Authority at consumption. Facts and episodes are advisory under # Your Memory; procedures are closer to soft instructions because they provide named steps and success counts; evolved config is stronger instruction; invariant checks and permission rules are enforcement; dynamic tools extend the action surface. Effective authority is not separately measured from source code.
Other consumers. Humans can inspect dashboard memory, chat transcripts, pages, logs, metrics, and config files. The evolution engine consumes queued sessions and config files. External MCP clients consume dynamic tools and universal tools. Schedulers consume retained job definitions to initiate future agent runs.
Curiosity Pass
The docs promise richer consolidation than the current vector code shows. docs/memory.md describes semantic extraction with heuristic or LLM extraction, procedural promotion, and nightly consolidation; src/memory/consolidation.ts says the LLM judge path is gone and currently creates one episode plus heuristic correction/preference facts. The stronger learning loop is the reflection subprocess, not Qdrant consolidation.
Phantom has two long-term memories with different activation semantics. The evolved config is automatically injected and trusted enough to shape behavior; agent-notes.md is agent-owned but explicitly not injected. This is a useful design split because not every durable note deserves context budget or instruction authority.
The invariant envelope checks shape, not truth. It can prevent constitution edits, credential leaks, oversized diffs, malformed Markdown, and scope violations. It cannot prove that a new user-profile bullet faithfully summarizes the session that produced it.
Access-count updates make read-back mutate the store. Episode recall increments access counts in the background, so read-side use feeds future ranking. This is a salience feedback loop, not just passive retrieval.
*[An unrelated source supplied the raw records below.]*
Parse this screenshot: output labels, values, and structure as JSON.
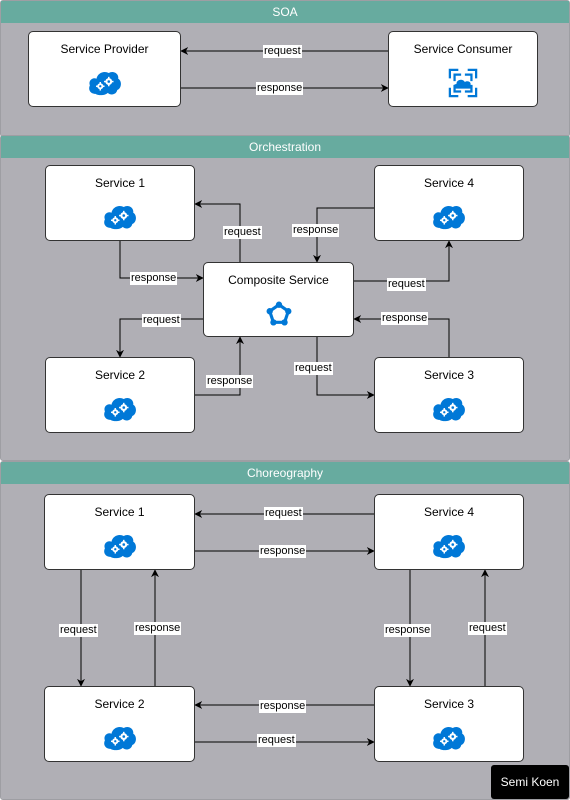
{
  "sections": {
    "soa": {
      "title": "SOA",
      "provider": "Service Provider",
      "consumer": "Service Consumer",
      "edges": {
        "request": "request",
        "response": "response"
      }
    },
    "orchestration": {
      "title": "Orchestration",
      "composite": "Composite Service",
      "service1": "Service 1",
      "service2": "Service 2",
      "service3": "Service 3",
      "service4": "Service 4",
      "edges": {
        "c_to_s1": "request",
        "s1_to_c": "response",
        "s4_to_c": "response",
        "c_to_s4": "request",
        "c_to_s2": "request",
        "s2_to_c": "response",
        "s3_to_c": "response",
        "c_to_s3": "request"
      }
    },
    "choreography": {
      "title": "Choreography",
      "service1": "Service 1",
      "service2": "Service 2",
      "service3": "Service 3",
      "service4": "Service 4",
      "edges": {
        "s4_to_s1": "request",
        "s1_to_s4": "response",
        "s1_to_s2": "request",
        "s2_to_s1": "response",
        "s4_to_s3": "response",
        "s3_to_s4": "request",
        "s3_to_s2": "response",
        "s2_to_s3": "request"
      }
    }
  },
  "icons": {
    "service": "cloud-gears-icon",
    "consumer": "cloud-app-icon",
    "composite": "network-pentagon-icon"
  },
  "colors": {
    "header": "#67ab9f",
    "panel": "#b0afb5",
    "icon": "#0078d7"
  },
  "author_badge": "Semi Koen"
}
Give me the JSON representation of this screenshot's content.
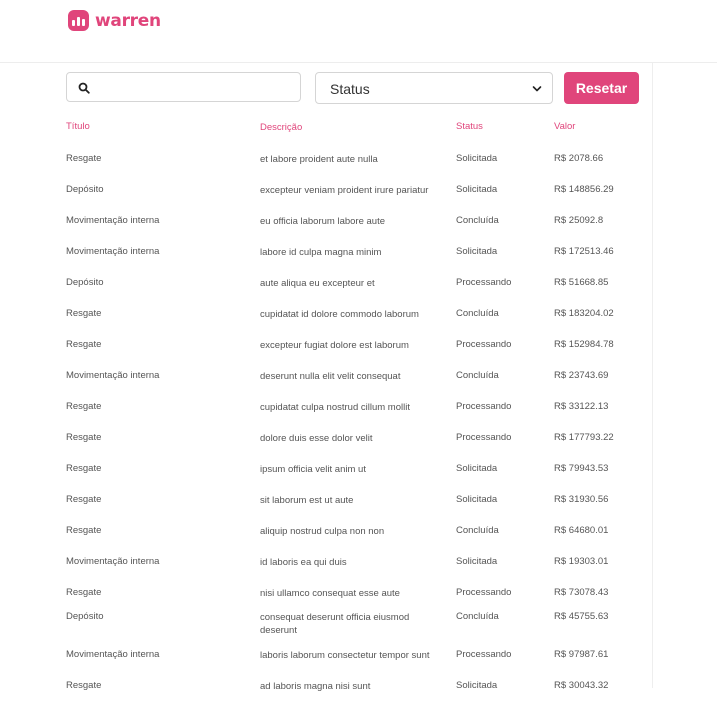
{
  "brand": {
    "name": "warren",
    "color": "#e0457b"
  },
  "filters": {
    "search_value": "",
    "status_label": "Status",
    "reset_label": "Resetar"
  },
  "table": {
    "headers": [
      "Título",
      "Descrição",
      "Status",
      "Valor"
    ],
    "rows": [
      {
        "title": "Resgate",
        "description": "et labore proident aute nulla",
        "status": "Solicitada",
        "value": "R$ 2078.66"
      },
      {
        "title": "Depósito",
        "description": "excepteur veniam proident irure pariatur",
        "status": "Solicitada",
        "value": "R$ 148856.29"
      },
      {
        "title": "Movimentação interna",
        "description": "eu officia laborum labore aute",
        "status": "Concluída",
        "value": "R$ 25092.8"
      },
      {
        "title": "Movimentação interna",
        "description": "labore id culpa magna minim",
        "status": "Solicitada",
        "value": "R$ 172513.46"
      },
      {
        "title": "Depósito",
        "description": "aute aliqua eu excepteur et",
        "status": "Processando",
        "value": "R$ 51668.85"
      },
      {
        "title": "Resgate",
        "description": "cupidatat id dolore commodo laborum",
        "status": "Concluída",
        "value": "R$ 183204.02"
      },
      {
        "title": "Resgate",
        "description": "excepteur fugiat dolore est laborum",
        "status": "Processando",
        "value": "R$ 152984.78"
      },
      {
        "title": "Movimentação interna",
        "description": "deserunt nulla elit velit consequat",
        "status": "Concluída",
        "value": "R$ 23743.69"
      },
      {
        "title": "Resgate",
        "description": "cupidatat culpa nostrud cillum mollit",
        "status": "Processando",
        "value": "R$ 33122.13"
      },
      {
        "title": "Resgate",
        "description": "dolore duis esse dolor velit",
        "status": "Processando",
        "value": "R$ 177793.22"
      },
      {
        "title": "Resgate",
        "description": "ipsum officia velit anim ut",
        "status": "Solicitada",
        "value": "R$ 79943.53"
      },
      {
        "title": "Resgate",
        "description": "sit laborum est ut aute",
        "status": "Solicitada",
        "value": "R$ 31930.56"
      },
      {
        "title": "Resgate",
        "description": "aliquip nostrud culpa non non",
        "status": "Concluída",
        "value": "R$ 64680.01"
      },
      {
        "title": "Movimentação interna",
        "description": "id laboris ea qui duis",
        "status": "Solicitada",
        "value": "R$ 19303.01"
      },
      {
        "title": "Resgate",
        "description": "nisi ullamco consequat esse aute",
        "status": "Processando",
        "value": "R$ 73078.43"
      },
      {
        "title": "Depósito",
        "description": "consequat deserunt officia eiusmod deserunt",
        "status": "Concluída",
        "value": "R$ 45755.63"
      },
      {
        "title": "Movimentação interna",
        "description": "laboris laborum consectetur tempor sunt",
        "status": "Processando",
        "value": "R$ 97987.61"
      },
      {
        "title": "Resgate",
        "description": "ad laboris magna nisi sunt",
        "status": "Solicitada",
        "value": "R$ 30043.32"
      }
    ]
  }
}
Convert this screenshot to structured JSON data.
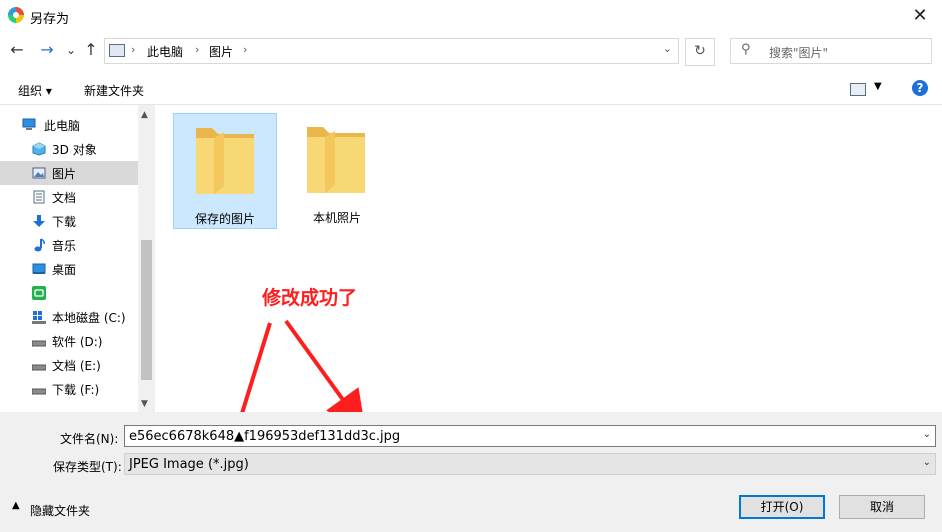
{
  "window": {
    "title": "另存为",
    "close": "✕"
  },
  "nav": {
    "back": "←",
    "forward": "→",
    "recent": "⌄",
    "up": "↑",
    "breadcrumb": [
      "此电脑",
      "图片"
    ],
    "sep": "›",
    "refresh": "↻",
    "search_placeholder": "搜索\"图片\""
  },
  "toolbar": {
    "organize": "组织 ▾",
    "new_folder": "新建文件夹",
    "help": "?"
  },
  "sidebar": {
    "items": [
      {
        "label": "此电脑",
        "icon": "computer-icon",
        "indent": 0
      },
      {
        "label": "3D 对象",
        "icon": "3d-objects-icon",
        "indent": 1
      },
      {
        "label": "图片",
        "icon": "pictures-icon",
        "indent": 1,
        "selected": true
      },
      {
        "label": "文档",
        "icon": "documents-icon",
        "indent": 1
      },
      {
        "label": "下载",
        "icon": "downloads-icon",
        "indent": 1
      },
      {
        "label": "音乐",
        "icon": "music-icon",
        "indent": 1
      },
      {
        "label": "桌面",
        "icon": "desktop-icon",
        "indent": 1
      },
      {
        "label": "",
        "icon": "green-app-icon",
        "indent": 1
      },
      {
        "label": "本地磁盘 (C:)",
        "icon": "drive-c-icon",
        "indent": 1
      },
      {
        "label": "软件 (D:)",
        "icon": "drive-icon",
        "indent": 1
      },
      {
        "label": "文档 (E:)",
        "icon": "drive-icon",
        "indent": 1
      },
      {
        "label": "下载 (F:)",
        "icon": "drive-icon",
        "indent": 1
      }
    ]
  },
  "folders": [
    {
      "label": "保存的图片",
      "selected": true
    },
    {
      "label": "本机照片",
      "selected": false
    }
  ],
  "annotation": "修改成功了",
  "form": {
    "filename_label": "文件名(N):",
    "filename_value": "e56ec6678k648▲f196953def131dd3c.jpg",
    "filetype_label": "保存类型(T):",
    "filetype_value": "JPEG Image (*.jpg)",
    "save": "打开(O)",
    "cancel": "取消",
    "hide_folders": "隐藏文件夹"
  },
  "colors": {
    "accent": "#0078d7",
    "annotation": "#ff1e1e",
    "selection": "#cce8ff"
  }
}
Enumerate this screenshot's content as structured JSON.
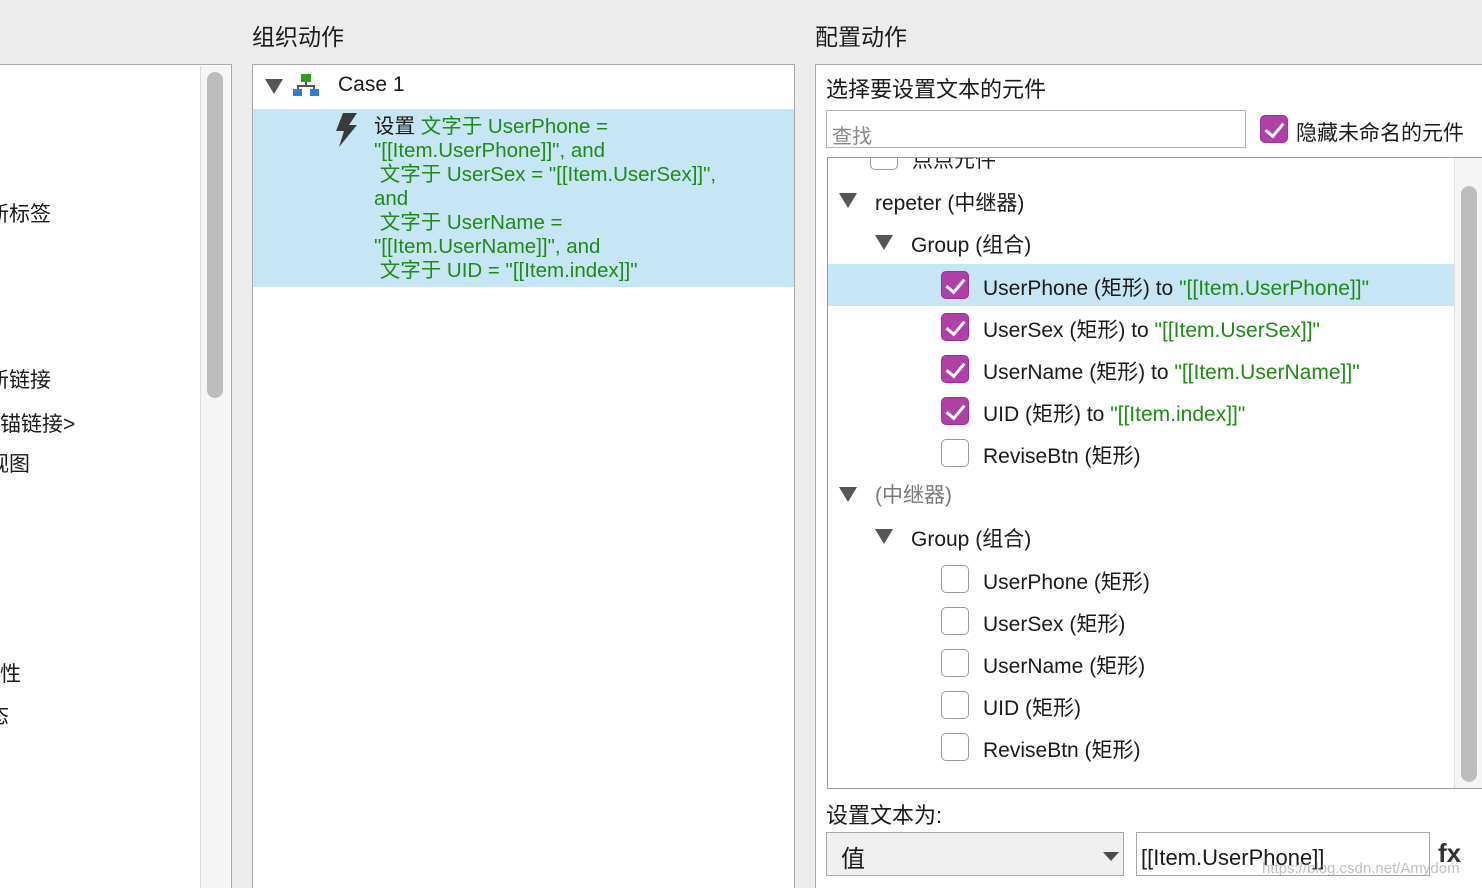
{
  "left_panel": {
    "items": [
      "新标签",
      "新链接",
      "锚链接>",
      "视图",
      "性",
      "态"
    ]
  },
  "organize": {
    "title": "组织动作",
    "case_label": "Case 1",
    "action_prefix": "设置",
    "action_lines": [
      "文字于 UserPhone =",
      "\"[[Item.UserPhone]]\", and",
      " 文字于 UserSex = \"[[Item.UserSex]]\",",
      "and",
      " 文字于 UserName =",
      "\"[[Item.UserName]]\", and",
      " 文字于 UID = \"[[Item.index]]\""
    ]
  },
  "configure": {
    "title": "配置动作",
    "select_label": "选择要设置文本的元件",
    "search_placeholder": "查找",
    "hide_unnamed_label": "隐藏未命名的元件",
    "hide_unnamed_checked": true,
    "tree": {
      "clipped_item": "点点元件",
      "repeater1": {
        "label": "repeter (中继器)",
        "group_label": "Group (组合)",
        "items": [
          {
            "name": "UserPhone (矩形)",
            "to": " to ",
            "value": "\"[[Item.UserPhone]]\"",
            "checked": true,
            "selected": true
          },
          {
            "name": "UserSex (矩形)",
            "to": " to ",
            "value": "\"[[Item.UserSex]]\"",
            "checked": true,
            "selected": false
          },
          {
            "name": "UserName (矩形)",
            "to": " to ",
            "value": "\"[[Item.UserName]]\"",
            "checked": true,
            "selected": false
          },
          {
            "name": "UID (矩形)",
            "to": " to ",
            "value": "\"[[Item.index]]\"",
            "checked": true,
            "selected": false
          },
          {
            "name": "ReviseBtn (矩形)",
            "to": "",
            "value": "",
            "checked": false,
            "selected": false
          }
        ]
      },
      "repeater2": {
        "label": "(中继器)",
        "group_label": "Group (组合)",
        "items": [
          {
            "name": "UserPhone (矩形)",
            "checked": false
          },
          {
            "name": "UserSex (矩形)",
            "checked": false
          },
          {
            "name": "UserName (矩形)",
            "checked": false
          },
          {
            "name": "UID (矩形)",
            "checked": false
          },
          {
            "name": "ReviseBtn (矩形)",
            "checked": false
          }
        ]
      }
    },
    "set_text_label": "设置文本为:",
    "value_type": "值",
    "value_input": "[[Item.UserPhone]]",
    "fx_label": "fx",
    "watermark": "https://blog.csdn.net/Amydom"
  },
  "colors": {
    "selection": "#c7e6f5",
    "checkbox": "#b03fa8",
    "green_text": "#1f8a15"
  }
}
The VM premise expands memory authority. A learned preference can change future shell work, scheduled reports, email, public pages, and MCP-exposed tools. That gives continuity more leverage than in a chat-only system.
What to Watch
- Whether Qdrant consolidation gains the documented nightly compression, procedural promotion, and pruning paths; that would broaden automatic curation beyond the current heuristic extractor.
- Whether semantic extraction records richer evidence spans, source message ids, or review state so evolved facts can be audited back to exact turns.
- Whether Phantom adds behavioral tests that compare actions with and without injected memory/evolved config; that would change the faithfulness verdict.
- Whether dynamic tool registration gains provenance and review gates before tools become available to other clients.
- Whether large memory budgets produce context dilution in real deployments and whether the ranking thresholds are tuned from observed failures.
Relevant Notes:
- Knowledge storage does not imply contextual activation - applies: Phantom separates searchable notes, automatically injected memory, and always-loaded evolved config.
- Axes of artifact analysis - applies: Phantom's retained behavior is split across files, Qdrant, SQLite, service objects, embeddings, prompts, and invariants.
- Knowledge artifact - classifies: episodes, facts, transcripts, memory search results, and dashboard memory advise future work.
- System-definition artifact - classifies: evolved config, permission rules, dynamic tools, schedules, invariants, and prompt assembly configure future behavior.
- Context engineering - frames: Phantom is a context-routing and activation system around a persistent VM-based agent.
- Agent memory needs discoverable, composable, trusted knowledge under bounded context - compares: Phantom is strong on composition and activation but still needs stronger trust checks for learned memory.